Un hueso de la suerte. Sonriendo, cerró la mano sobre él. Desde la primera noche había sido su ritual de despedida en el templo de Ellai: pedir un deseo. Estaba lista para retomar el ritual, pero sin la parte de la despedida; había tenido suficientes para varias vidas.
Salió. Caminó con el hueso de la suerte apretado contra el corazón. O empezó caminando, pero no tardó en avanzar deslizándose, flotando, sin tocar el suelo. Te vuelves perezoso, pensó, pero aquello no le preocupaba especialmente. Los pasillos serpenteaban. Su antorcha parpadeaba verdosa, alargando la llama y amenazando con apagarse cuando iba demasiado deprisa. Estaba casi consumida, pero no la necesitaría en cuanto estuviera con Akiva.
Y llegó a la entrada de los baños de la cueva. Mientras tomaba la curva, notó una alegría en la garganta dispuesta a murmurar, riendo, «Por fin, por fin, pensé que me moriría» sobre la boca de Akiva, sobre su garganta, hambrienta y riendo e impaciente y…
Akiva no estaba allí.
Por supuesto, murmuró una voz diminuta y fría en su corazón.
La sofocó. Aún. Akiva no estaba allí aún. Lo que resultaba extraño, porque había dicho que iría allí directamente. Bueno, no pasaba nada. No había razón para preocuparse. Tal vez se hubiera perdido. No. Karou conocía lo suficiente las capacidades de Akiva como para creer eso. Tal vez hubiera acudido a hacer algo, pensando que regresaría antes que ella. Karou había llegado rápido; Ziri no se había entretenido.

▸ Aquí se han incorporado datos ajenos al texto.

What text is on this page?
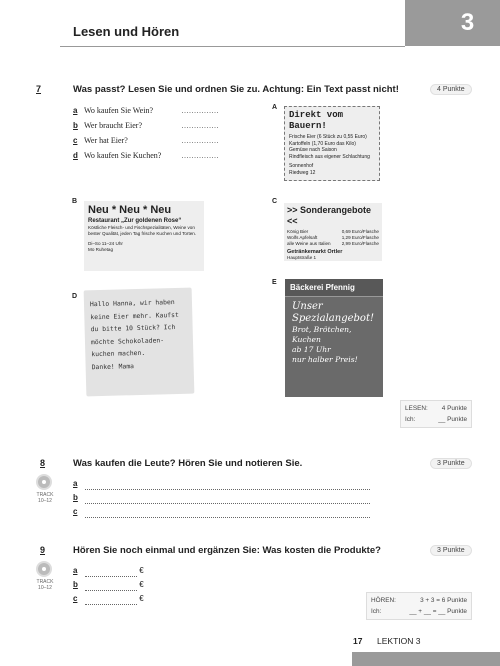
Lesen und Hören	3
7	Was passt? Lesen Sie und ordnen Sie zu. Achtung: Ein Text passt nicht!	4 Punkte
a Wo kaufen Sie Wein?	……………
b Wer braucht Eier?	……………
c Wer hat Eier?	……………
d Wo kaufen Sie Kuchen?	……………
A
Direkt vom Bauern!
Frische Eier (6 Stück zu 0,55 Euro)
Kartoffeln (1,70 Euro das Kilo)
Gemüse nach Saison
Rindfleisch aus eigener Schlachtung
Sonnenhof
Riedweg 12
B
Neu * Neu * Neu
Restaurant „Zur goldenen Rose“
Köstliche Fleisch- und Fischspezialitäten, Weine von bester Qualität, jeden Tag frische Kuchen und Torten.
Di–So 11–24 Uhr
Mo Ruhetag
C
>> Sonderangebote <<
König Bier	0,69 Euro/Flasche
Wolfs Apfelsaft	1,29 Euro/Flasche
alle Weine aus Italien 2,99 Euro/Flasche
Getränkemarkt Ortler
Hauptstraße 1
D
Hallo Hanna, wir haben
keine Eier mehr. Kaufst
du bitte 10 Stück? Ich
möchte Schokoladen-
kuchen machen.
Danke! Mama
E
Bäckerei Pfennig
Unser
Spezialangebot!
Brot, Brötchen,
Kuchen
ab 17 Uhr
nur halber Preis!
LESEN: 4 Punkte
Ich:	__ Punkte
8
TRACK
10–12
Was kaufen die Leute? Hören Sie und notieren Sie.	3 Punkte
a
b
c
9
TRACK
10–12
Hören Sie noch einmal und ergänzen Sie: Was kosten die Produkte?	3 Punkte
a	€
b	€
c	€	HÖREN:	3 + 3 = 6 Punkte
Ich:	__ + __ = __ Punkte
17 LEKTION 3
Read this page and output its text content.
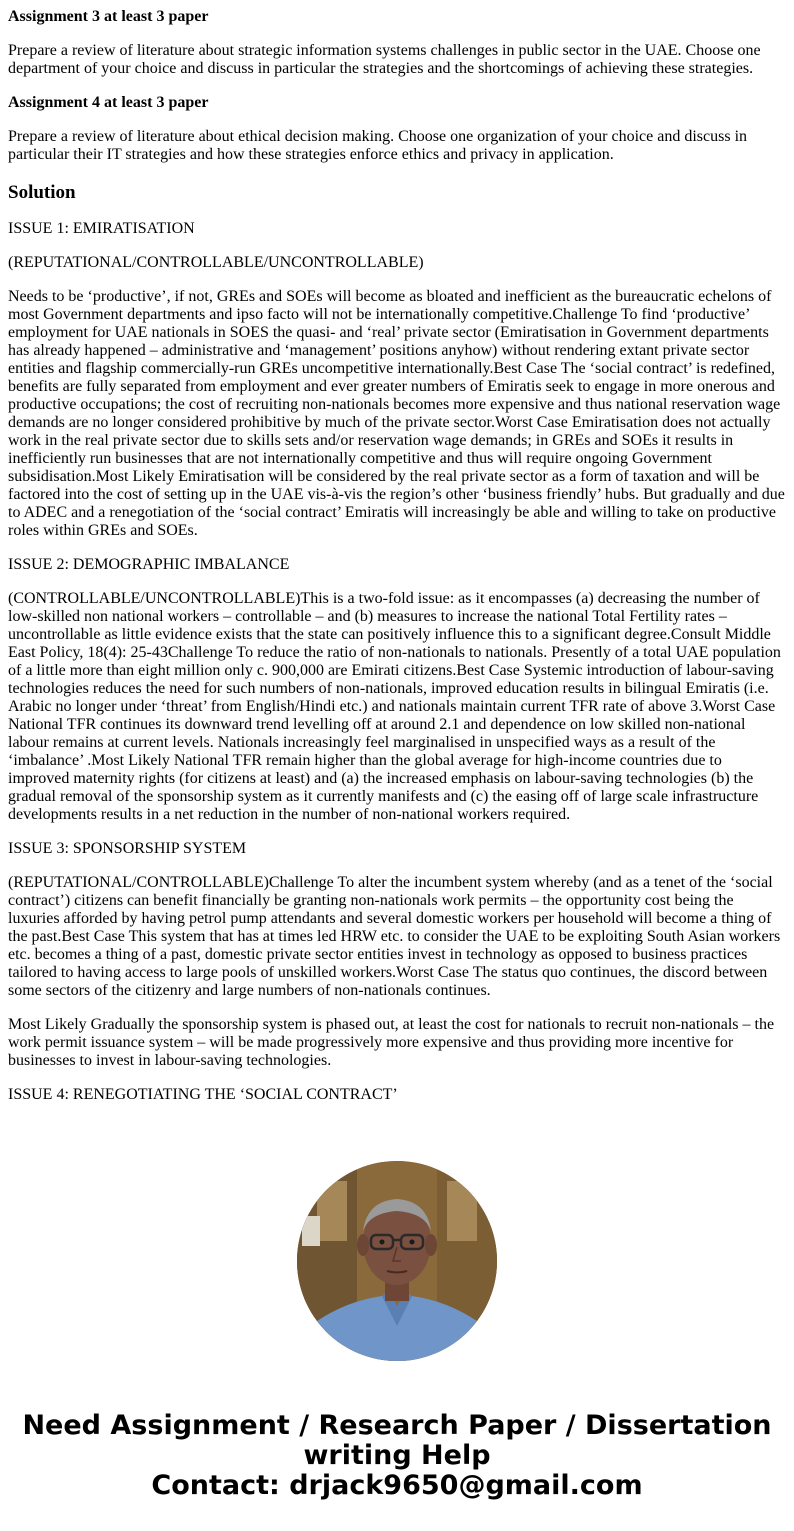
Assignment 3 at least 3 paper
Prepare a review of literature about strategic information systems challenges in public sector in the UAE. Choose one department of your choice and discuss in particular the strategies and the shortcomings of achieving these strategies.
Assignment 4 at least 3 paper
Prepare a review of literature about ethical decision making. Choose one organization of your choice and discuss in particular their IT strategies and how these strategies enforce ethics and privacy in application.
Solution
ISSUE 1: EMIRATISATION
(REPUTATIONAL/CONTROLLABLE/UNCONTROLLABLE)
Needs to be ‘productive’, if not, GREs and SOEs will become as bloated and inefficient as the bureaucratic echelons of most Government departments and ipso facto will not be internationally competitive.Challenge To find ‘productive’ employment for UAE nationals in SOES the quasi- and ‘real’ private sector (Emiratisation in Government departments has already happened – administrative and ‘management’ positions anyhow) without rendering extant private sector entities and flagship commercially-run GREs uncompetitive internationally.Best Case The ‘social contract’ is redefined, benefits are fully separated from employment and ever greater numbers of Emiratis seek to engage in more onerous and productive occupations; the cost of recruiting non-nationals becomes more expensive and thus national reservation wage demands are no longer considered prohibitive by much of the private sector.Worst Case Emiratisation does not actually work in the real private sector due to skills sets and/or reservation wage demands; in GREs and SOEs it results in inefficiently run businesses that are not internationally competitive and thus will require ongoing Government subsidisation.Most Likely Emiratisation will be considered by the real private sector as a form of taxation and will be factored into the cost of setting up in the UAE vis-à-vis the region’s other ‘business friendly’ hubs. But gradually and due to ADEC and a renegotiation of the ‘social contract’ Emiratis will increasingly be able and willing to take on productive roles within GREs and SOEs.
ISSUE 2: DEMOGRAPHIC IMBALANCE
(CONTROLLABLE/UNCONTROLLABLE)This is a two-fold issue: as it encompasses (a) decreasing the number of low-skilled non national workers – controllable – and (b) measures to increase the national Total Fertility rates – uncontrollable as little evidence exists that the state can positively influence this to a significant degree.Consult Middle East Policy, 18(4): 25-43Challenge To reduce the ratio of non-nationals to nationals. Presently of a total UAE population of a little more than eight million only c. 900,000 are Emirati citizens.Best Case Systemic introduction of labour-saving technologies reduces the need for such numbers of non-nationals, improved education results in bilingual Emiratis (i.e. Arabic no longer under ‘threat’ from English/Hindi etc.) and nationals maintain current TFR rate of above 3.Worst Case National TFR continues its downward trend levelling off at around 2.1 and dependence on low skilled non-national labour remains at current levels. Nationals increasingly feel marginalised in unspecified ways as a result of the ‘imbalance’ .Most Likely National TFR remain higher than the global average for high-income countries due to improved maternity rights (for citizens at least) and (a) the increased emphasis on labour-saving technologies (b) the gradual removal of the sponsorship system as it currently manifests and (c) the easing off of large scale infrastructure developments results in a net reduction in the number of non-national workers required.
ISSUE 3: SPONSORSHIP SYSTEM
(REPUTATIONAL/CONTROLLABLE)Challenge To alter the incumbent system whereby (and as a tenet of the ‘social contract’) citizens can benefit financially be granting non-nationals work permits – the opportunity cost being the luxuries afforded by having petrol pump attendants and several domestic workers per household will become a thing of the past.Best Case This system that has at times led HRW etc. to consider the UAE to be exploiting South Asian workers etc. becomes a thing of a past, domestic private sector entities invest in technology as opposed to business practices tailored to having access to large pools of unskilled workers.Worst Case The status quo continues, the discord between some sectors of the citizenry and large numbers of non-nationals continues.
Most Likely Gradually the sponsorship system is phased out, at least the cost for nationals to recruit non-nationals – the work permit issuance system – will be made progressively more expensive and thus providing more incentive for businesses to invest in labour-saving technologies.
ISSUE 4: RENEGOTIATING THE ‘SOCIAL CONTRACT’
Need Assignment / Research Paper / Dissertation
writing Help
Contact: drjack9650@gmail.com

El agua tenía un color verde pálido y humeaba, los espacios con cristales lanzaban destellos y los velos de musgo de la oscuridad oscilaban donde los brotes más largos rozaban la corriente. Karou pensó en quitarse la ropa y meterse en el agua, pero solo brevemente, y no en serio. Un presentimiento le estaba atenazando los hombros. No estaba preparada para una sensación tan intensa y, entonces, se dio cuenta de que había estado esperando que sucediera algo malo desde que atravesaron el portal de Veskal. ¿Qué cosa mala? No lo sabía. Aquella pequeña y fría voz de por supuesto también lo ignoraba. La vocecilla simplemente sabía —Karou simplemente sabía, hasta cierto punto— que había sido todo demasiado sencillo.
Era una sensación en la espina dorsal, como la que había notado justo antes de la emboscada de los Dominantes. Echaba algo en falta.
Sí. Akiva. Eso era lo que echaba en falta.
Debería estar aquí.
Karou trató de ser sensata. Solo llevaba allí cinco segundos; Akiva doblaría la esquina en cualquier momento.
Pero no lo hizo.
Por supuesto, por supuesto. ¿Creías que realmente ibas a conseguir la felicidad?
El pulso de Karou se aceleró más y su respiración se volvió superficial, pero esta vez se trataba de pánico apenas contenido, no de deseo.
Akiva no llegó.
La antorcha de Karou chisporroteó y se apagó, y no tenía ningún fuego seráfico para iluminar su regreso por el pasillo. Tuvo que palpar el camino en la oscuridad, aferrando el hueso de la suerte intacto contra su corazón.